Cette perfection du corps, cet aspect biomécanique magnifié, le bédéiste les déploie d’abord dans Le goût du chlore, récit en teintes de bleu de la rencontre entre un jeune homme et une nageuse expérimentée dans une piscine de Paris, puis dans Polina, roman graphique de 200 pages révélant le parcours d’une danseuse classique russe, échelonné sur près de vingt ans. Ces deux BD qui font la part belle aux mouvements témoignent d’une force audacieuse : elles osent des planches entièrement dédiées aux dessins qui ne mettent de l’avant que les poses du ballet classique ou encore les longueurs et l’atmosphère de quiétude caractéristiques d’une piscine. Case après case, dans l’un comme ou dans l’autre, on découvre des membres qui apprennent à bouger soit pour devenir gracieux, soit pour mieux vaincre le corridor d’eau, des corps qui se tordent pour cerner l’environnement autour d’eux, des maîtres qui, avec passion, partagent leurs connaissances.

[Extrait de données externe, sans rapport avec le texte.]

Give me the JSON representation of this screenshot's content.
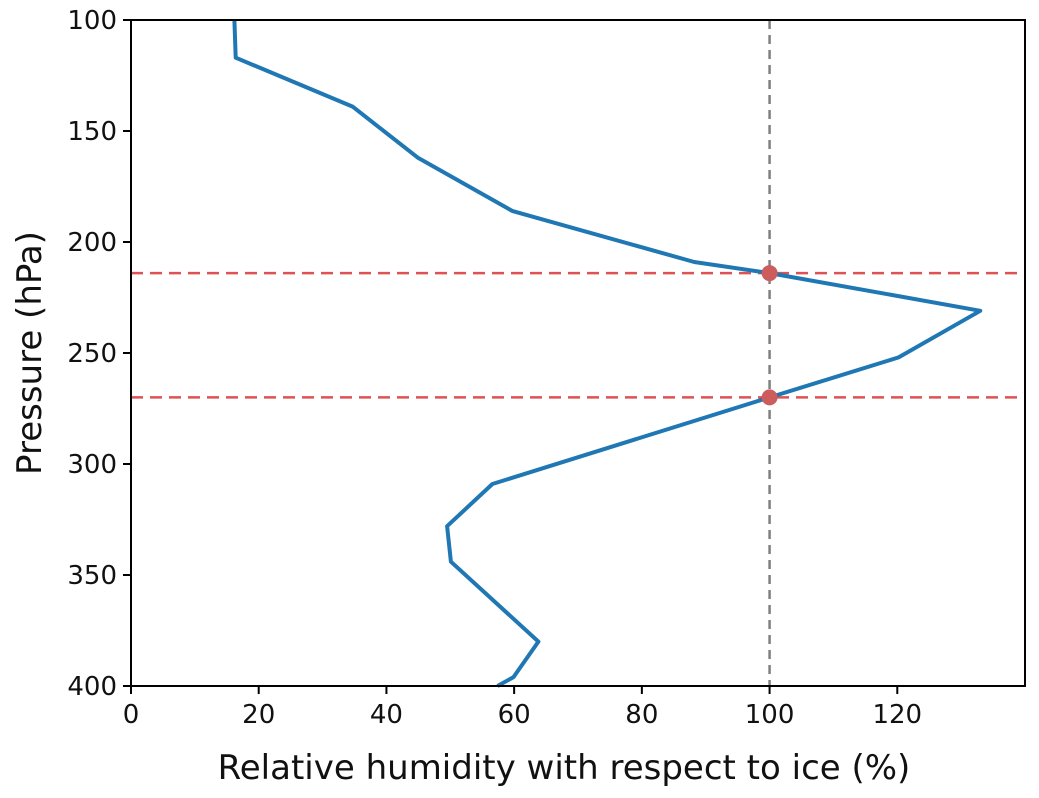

« Je suis émerveillé par la mécanique des corps, le monde animal, etc. Je trouve incroyable de voir avec quelle perfection nous sommes constitués. Et, lorsque l’idée de la beauté est ajoutée à la réflexion, ça devient un sujet passionnant, dans l’écriture comme dans le dessin », explique celui qui se sert de disciplines sportives pour enrober ces histoires qui parlent, en somme, d’amour et de dépassement.

 

Des idées qui dansent sur le papier

« C’est en voyant un clip de la danseuse Polina Semionova qu’il m’est venu l’idée de la danse. Mais le livre n’est pas une biographie ou quoi que ce soit de ce genre, je l’ai juste appelé Polina, car le prénom est joli et parce que je voulais faire un clin d’œil à cette danseuse qui m’a donné le point de départ de l’univers dans lequel allait évoluer les personnages. » Afin de saisir les rapports et l’ambiance relatifs à la danse classique, le jeune bédéiste a assisté à un cours de danse ainsi qu’à un ballet, Blanche Neige de Preljocaj : « Je n’avais jamais vu de ballet, j’ai trouvé ça très impressionnant et narratif. Ça m’a permis de mieux cibler les informations et émotions à faire passer durant mes scènes de danse. »

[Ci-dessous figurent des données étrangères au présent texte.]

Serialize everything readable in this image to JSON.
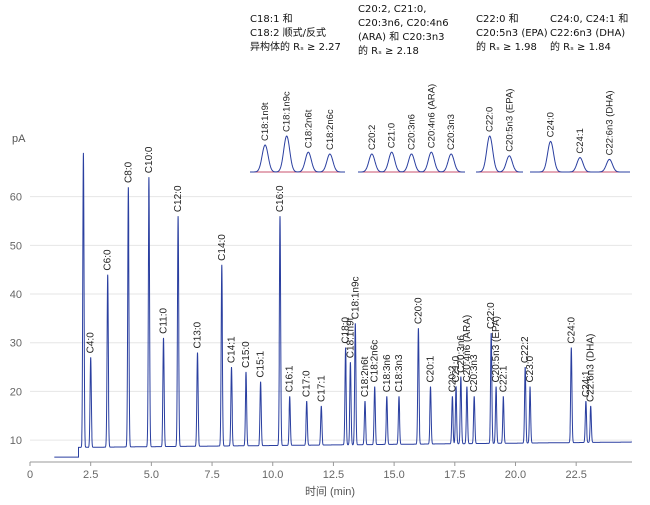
{
  "chart_data": {
    "type": "line",
    "xlabel": "时间 (min)",
    "ylabel": "pA",
    "xlim": [
      0,
      24.8
    ],
    "ylim": [
      5.5,
      70
    ],
    "x_ticks": [
      "0",
      "2.5",
      "5.0",
      "7.5",
      "10.0",
      "12.5",
      "15.0",
      "17.5",
      "20.0",
      "22.5"
    ],
    "y_ticks": [
      "10",
      "20",
      "30",
      "40",
      "50",
      "60"
    ],
    "grid": true,
    "colors": {
      "trace": "#2a3fa0",
      "inset_trace": "#2a3fa0",
      "inset_baseline": "#c8506e",
      "grid": "#e6e6e6"
    },
    "baseline_start": 6.5,
    "baseline_end": 9.6,
    "peaks": [
      {
        "label": "",
        "t": 2.2,
        "h": 69
      },
      {
        "label": "C4:0",
        "t": 2.5,
        "h": 27
      },
      {
        "label": "C6:0",
        "t": 3.2,
        "h": 44
      },
      {
        "label": "C8:0",
        "t": 4.05,
        "h": 62
      },
      {
        "label": "C10:0",
        "t": 4.9,
        "h": 64
      },
      {
        "label": "C11:0",
        "t": 5.5,
        "h": 31
      },
      {
        "label": "C12:0",
        "t": 6.1,
        "h": 56
      },
      {
        "label": "C13:0",
        "t": 6.9,
        "h": 28
      },
      {
        "label": "C14:0",
        "t": 7.9,
        "h": 46
      },
      {
        "label": "C14:1",
        "t": 8.3,
        "h": 25
      },
      {
        "label": "C15:0",
        "t": 8.9,
        "h": 24
      },
      {
        "label": "C15:1",
        "t": 9.5,
        "h": 22
      },
      {
        "label": "C16:0",
        "t": 10.3,
        "h": 56
      },
      {
        "label": "C16:1",
        "t": 10.7,
        "h": 19
      },
      {
        "label": "C17:0",
        "t": 11.4,
        "h": 18
      },
      {
        "label": "C17:1",
        "t": 12.0,
        "h": 17
      },
      {
        "label": "C18:0",
        "t": 13.0,
        "h": 29
      },
      {
        "label": "C18:1n9t",
        "t": 13.2,
        "h": 26
      },
      {
        "label": "C18:1n9c",
        "t": 13.4,
        "h": 34
      },
      {
        "label": "C18:2n6t",
        "t": 13.8,
        "h": 18
      },
      {
        "label": "C18:2n6c",
        "t": 14.2,
        "h": 21
      },
      {
        "label": "C18:3n6",
        "t": 14.7,
        "h": 19
      },
      {
        "label": "C18:3n3",
        "t": 15.2,
        "h": 19
      },
      {
        "label": "C20:0",
        "t": 16.0,
        "h": 33
      },
      {
        "label": "C20:1",
        "t": 16.5,
        "h": 21
      },
      {
        "label": "C20:2",
        "t": 17.4,
        "h": 19
      },
      {
        "label": "C21:0",
        "t": 17.55,
        "h": 21
      },
      {
        "label": "C20:3n6",
        "t": 17.75,
        "h": 23
      },
      {
        "label": "C20:4n6 (ARA)",
        "t": 18.0,
        "h": 21
      },
      {
        "label": "C20:3n3",
        "t": 18.3,
        "h": 19
      },
      {
        "label": "C22:0",
        "t": 19.0,
        "h": 32
      },
      {
        "label": "C20:5n3 (EPA)",
        "t": 19.2,
        "h": 21
      },
      {
        "label": "C22:1",
        "t": 19.5,
        "h": 19
      },
      {
        "label": "C22:2",
        "t": 20.4,
        "h": 25
      },
      {
        "label": "C23:0",
        "t": 20.6,
        "h": 21
      },
      {
        "label": "C24:0",
        "t": 22.3,
        "h": 29
      },
      {
        "label": "C24:1",
        "t": 22.9,
        "h": 18
      },
      {
        "label": "C22:6n3 (DHA)",
        "t": 23.1,
        "h": 17
      }
    ],
    "insets": [
      {
        "peaks": [
          "C18:1n9t",
          "C18:1n9c",
          "C18:2n6t",
          "C18:2n6c"
        ],
        "heights": [
          0.75,
          1.0,
          0.55,
          0.5
        ]
      },
      {
        "peaks": [
          "C20:2",
          "C21:0",
          "C20:3n6",
          "C20:4n6 (ARA)",
          "C20:3n3"
        ],
        "heights": [
          0.5,
          0.55,
          0.5,
          0.55,
          0.5
        ]
      },
      {
        "peaks": [
          "C22:0",
          "C20:5n3 (EPA)"
        ],
        "heights": [
          1.0,
          0.45
        ]
      },
      {
        "peaks": [
          "C24:0",
          "C24:1",
          "C22:6n3 (DHA)"
        ],
        "heights": [
          0.85,
          0.4,
          0.35
        ]
      }
    ],
    "annotations": [
      {
        "lines": [
          "C18:1 和",
          "C18:2 顺式/反式",
          "异构体的 Rₛ ≥ 2.27"
        ]
      },
      {
        "lines": [
          "C20:2, C21:0,",
          "C20:3n6, C20:4n6",
          "(ARA) 和 C20:3n3",
          "的 Rₛ ≥ 2.18"
        ]
      },
      {
        "lines": [
          "C22:0 和",
          "C20:5n3 (EPA)",
          "的 Rₛ ≥ 1.98"
        ]
      },
      {
        "lines": [
          "C24:0, C24:1 和",
          "C22:6n3 (DHA)",
          "的 Rₛ ≥ 1.84"
        ]
      }
    ]
  }
}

C’est avec un trait extrêmement fin et souple que Vivès rend Polina. Parfois, les visages sont laissés en blanc, libérant ainsi tout l’espace aux seuls mouvements exécutés par ses personnages. Il suggère ainsi une fluidité, une grâce qui donne la profondeur à ses séquences dansées. « Les poses de classiques sont assez difficiles à réaliser, car ça casse énormément le mouvement… J’ai vraiment privilégié ce dernier quitte à parfois être moins réaliste dans la pose. Le plus dur était les enchaînements entre les poses; je ne suis pas chorégraphe et me suis donc beaucoup aidé de vidéos sur Internet. »

C’est également avec nuance et doigté que Vivès exprime la relation amour-haine qu’entretiennent les danseuses face à leur discipline. Afin d’approfondir cette thématique, le bédéiste s’est plongé dans sa propre expérience : « J’ai suivi une formation de dessin classique (modèle vivant, plâtre, dessin d’observation, perspective, etc.) et j’ai creusé un peu là-dedans. Dans le dessin, il existe également ces grands moments de doute et de solitude, qui ne se traduisent cependant pas “physiquement” comme la danse. J’ai donc transposé, la plupart du temps. »

Si l’illustration était importante dans Polina, il en va de même dans Le goût du chlore : plusieurs cases n’affichent pas de phylactères et représentent littéralement une plongée dans le bassin d’eau. Avec du recul, Vivès se rend aujourd’hui compte qu’une bonne narration passe par un savant équilibre : « En BD, il existe énormément d’outils pour faire passer les informations et les émotions (le dessin, les dialogues, la mise en scène, l’ellipse…). […] Je suis fier des albums que j’ai produits, je fais les albums les uns après les autres en essayant de rendre une œuvre à chaque fois pertinente. Aujourd’hui, même si je dessine un manga d’aventures, je porte toujours mes albums avec moi… Ils m’ont permis d’évoluer et de me rendre compte à quel point la bande dessinée est un médium incroyable. »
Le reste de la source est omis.